In his statement to the House of Commons Standing Committee on Justice and Human Rights (JUST) on Bill C-13, he was just as categorical: “We are concerned this broad language (in the Bill) could lead to a rise in additional voluntary disclosures and informal requests. This is of particular concern with private-sector companies that are otherwise prohibited from disclosing personal information without consent under PIPEDA or substantially similar legislation. In essence, this could amount to permissive access without court approval and oversight.”
He added: “Canadians expect that their service providers will keep their information confidential and that personal information will not be shared with government authorities without their express consent, clear lawful authority or a warrant.
This does not sound like the guy about whom a panel of privacy experts warned the Prime Minister in an email prior to Mr. Therrien’s appointment earlier this month.
“With great respect and without any intended slight on his abilities, we feel obligated to object to the Government’s recently announced appointee for Privacy Commissioner of Canada,” the letter noted. “As long-standing Assistant Deputy Attorney General for Public Safety, Mr. Therrien lacks the perspective and experience necessary to immediately tackle Canada’s many privacy problems. . .Mr.

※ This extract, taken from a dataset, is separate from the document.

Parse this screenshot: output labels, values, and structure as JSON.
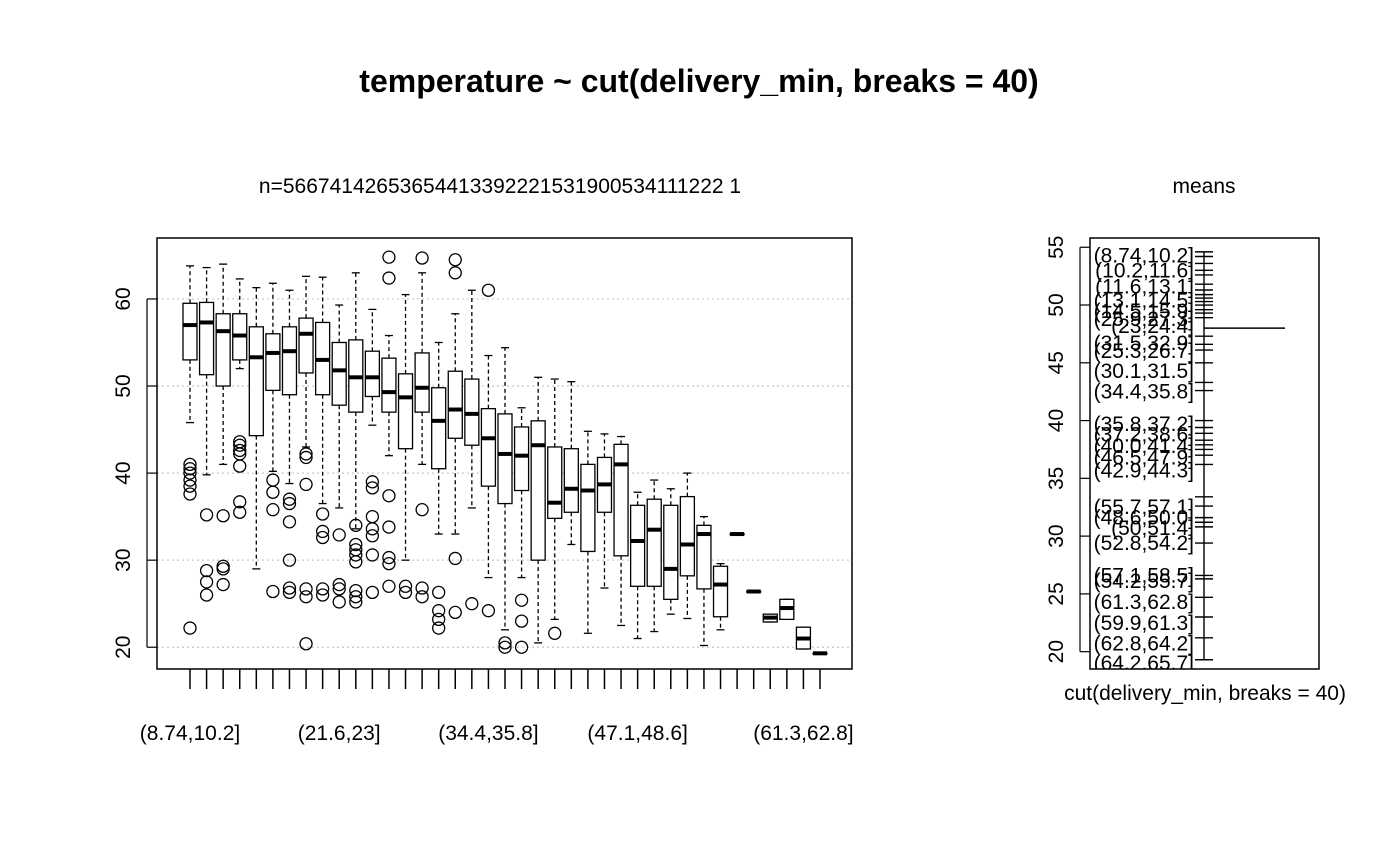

Therrien’s direct responsibility for and oversight of the programs he will now be called upon to advocate against will exacerbate the already steep learning curve with which he is faced.”
As it turns out, not so much. Also broadly out of step with events was NDP Leader Thomas Mulcair who fumed in question period earlier this month, “Does the prime minister understand why Canadians find it more than a little bit creepy that the prime minister wants to name this guy to protect their privacy.”
In contrast, Liberal Leader Justin Trudeau now comes off looking downright prescient. In his letter to the PM in late May, he wrote, “I have come to the conclusion that Daniel Therrien would be an excellent candidate for this position. . .His knowledge and experience, as well his distinguished record of public service will be of great benefit to Canadians.”
In fact, if Mr. Therrien’s initial performance is any indication, Canadians should rest a little more easily.
Bills C-13 and S-4, which rewrites the regulations covering inter-company dissemination of user information, are time bombs that the Supremes have wisely sought to defuse. What’s more alarming, perhaps, than the proposed legislation is the government’s official response to the Court’s decision.
According to a Globe story, Justice Minister Peter MacKay claims that the ruling actually “backs up the government’s view because ‘voluntary disclosures do not provide legal authority for access to information without a warrant,‘ though the bill (C-13) allows police to get information without a warrant.”
It is for reasons such as the foregoing bafflegab that individuals like Mr. Therrien are in great demand by democracies around the world. Their jobs are not to dance with power, but to push against it, especially where new communications technologies vastly expand the opportunities for unauthorized or explicitly illegal surveillance.
Yes, Ottawa officialdom, the honeymoon is indeed over.